Spread on both banks of the Dnieper River, Zaporizhzhia is one of the largest regional centers of Ukraine – a remarkable industrial and cultural center, and an important river port. Known across the world as the Cossacks’ motherland, Zaporizhzhia continues to protect its traditions.
The history of the city is intertwined with the famous Dnieper rapids and the Khortytsia Island. In the 16th century, the Cossacks – who were mainly peasants escaping from feudal oppression – founded the country known as Zaporizhian Sich here, which later came to be called the Free Cossack Republic. The Cossacks held off the Tatars’ advance on Zaporizhian lands, and guided merchant ships down the Dnieper River. They also actively participated in the national struggle against Polish occupiers. Not long after that, the freedom-loving Zaporizhian Cossacks began to worry the Russian Empire. In 1775, Catherine the Great ordered the Zaporizhian Sich to be destroyed, and the lands of the Lower Dnieper were merged with Russia.
To save the empire's southern borders from the Crimean Khanate, Catharine decided to build Fort Alexander not far from Khortytsia. A settlement was formed near the fortress, where the Zaporizhian Cossacks settled. The population of this small town, called Alexandrovsk at the time, slowly grew. Soon, the town turned into an important trade and traffic center. However, over the next century the town’s development slowed.
Only in the early 20th century Alexandrovsk, by then renamed Zaporizhzhia (which means "beyond the rapids"), began to greatly increase its production. The most powerful hydroelectric power station in Europe - "DnieproGES" - was constructed there. Iron works factories were built. In the 1920s and 1930s, Zaporizhzhia became one of the most important centers of industry and power engineering in the Soviet Union.
The city had a hard time during the occupation, but after the Second World War, it succeeded in speedily reconstructing its industries. In the post-war period, double-deck bridges were built over the Dnieper, connecting its banks. Today, the bridges remain as a testament to the engineering and architectural prowess of the city’s constructors. From one of these bridges, one can catch a most splendid view of the “DnieproHES” dam, as well as the legendary Khortytsia Island. Today, the island is home to the historical and cultural complex “Zaporizhian Sich,” the National Museum of Zaporizhian Cossack History, and famous Theatre of Horse Riding, one of the city’s landmarks.
Zaporizhzhia has a special charm, as its buildings, in the so-called Stalin Empire-style, are decorated with elaborate patterns, classical columns, and porticos in the neoclassic spirit. One can admire many of them walking along the Lenin Avenue – the longest avenue in Europe! Zaporizhzhia also has many museums, the most popular ones being the Weapon History Museum and the Museum of Retro Automobiles.

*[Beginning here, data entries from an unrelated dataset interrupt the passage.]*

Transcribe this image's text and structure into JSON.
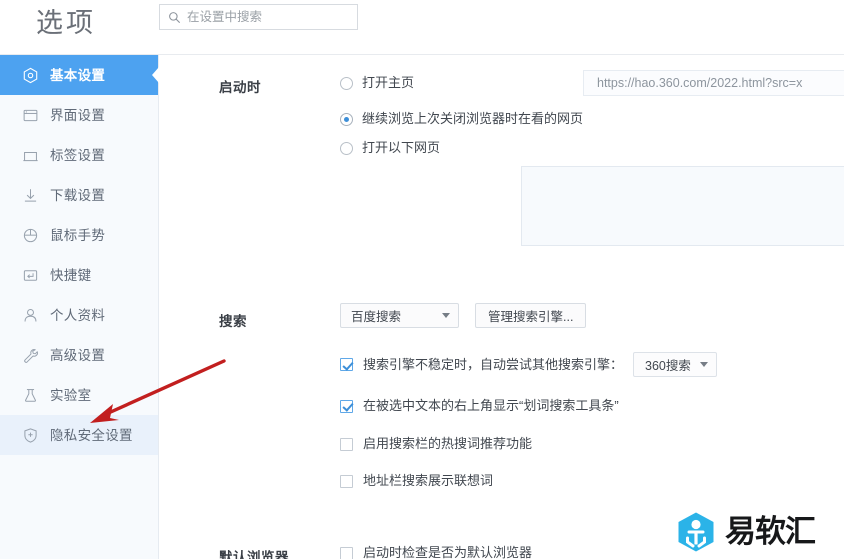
{
  "header": {
    "title": "选项",
    "search": {
      "placeholder": "在设置中搜索",
      "value": "",
      "icon": "search-icon"
    }
  },
  "sidebar": {
    "background_color": "#f7fafd",
    "active_color": "#4da2f0",
    "items": [
      {
        "label": "基本设置",
        "icon": "target-icon",
        "state": "active"
      },
      {
        "label": "界面设置",
        "icon": "window-icon",
        "state": "normal"
      },
      {
        "label": "标签设置",
        "icon": "tab-icon",
        "state": "normal"
      },
      {
        "label": "下载设置",
        "icon": "download-arrow-icon",
        "state": "normal"
      },
      {
        "label": "鼠标手势",
        "icon": "mouse-icon",
        "state": "normal"
      },
      {
        "label": "快捷键",
        "icon": "keyboard-key-icon",
        "state": "normal"
      },
      {
        "label": "个人资料",
        "icon": "person-icon",
        "state": "normal"
      },
      {
        "label": "高级设置",
        "icon": "wrench-icon",
        "state": "normal"
      },
      {
        "label": "实验室",
        "icon": "flask-icon",
        "state": "normal"
      },
      {
        "label": "隐私安全设置",
        "icon": "shield-plus-icon",
        "state": "hovered"
      }
    ]
  },
  "main": {
    "startup": {
      "section_label": "启动时",
      "radio_homepage": {
        "label": "打开主页",
        "checked": false
      },
      "homepage_url": "https://hao.360.com/2022.html?src=x",
      "radio_continue": {
        "label": "继续浏览上次关闭浏览器时在看的网页",
        "checked": true
      },
      "radio_pages": {
        "label": "打开以下网页",
        "checked": false
      },
      "pages_textarea_value": ""
    },
    "search": {
      "section_label": "搜索",
      "engine_select": {
        "value": "百度搜索",
        "caret": "chevron-down-icon"
      },
      "manage_button": "管理搜索引擎...",
      "fallback_checkbox": {
        "label": "搜索引擎不稳定时，自动尝试其他搜索引擎：",
        "checked": true
      },
      "fallback_engine": {
        "value": "360搜索",
        "caret": "chevron-down-icon"
      },
      "toolbar_checkbox": {
        "label": "在被选中文本的右上角显示“划词搜索工具条”",
        "checked": true
      },
      "hotword_checkbox": {
        "label": "启用搜索栏的热搜词推荐功能",
        "checked": false
      },
      "suggest_checkbox": {
        "label": "地址栏搜索展示联想词",
        "checked": false
      }
    },
    "default_browser": {
      "section_label": "默认浏览器",
      "check_default_checkbox": {
        "label": "启动时检查是否为默认浏览器",
        "checked": false
      }
    }
  },
  "annotation": {
    "arrow_color": "#c21f1f",
    "points_to": "隐私安全设置"
  },
  "watermark": {
    "text": "易软汇",
    "mark_color": "#2bb3e8"
  }
}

The city’s suburbs also hold many points of interests. First, there are numerous unique burial mounds covering the Zaporizhzhia region. The most interesting one is the complex “Kamyana Mohyla” (literally, "Stone Tomb"), made up of huge boulders that used to serve as a special sanctuary for the ancient inhabitants of Zaporizhian area. And of course, laying on the edge of the warm and tender Azov Sea, the region attracts many visitors to its resorts. The most famous of them – Berdyansk, with its sanatoriums and sand beaches – has been for a long time a favorite place for those looking to relax and rejuvenate their well-being.
In recent years, more and more travelers have discovered Zaporizhzhia for themselves. They come here not only to be amazed by its unique sights, but also to experience the history of the Ukrainian people and to feel the powerful spirit of freedom that was endowed to the city by the Cossacks.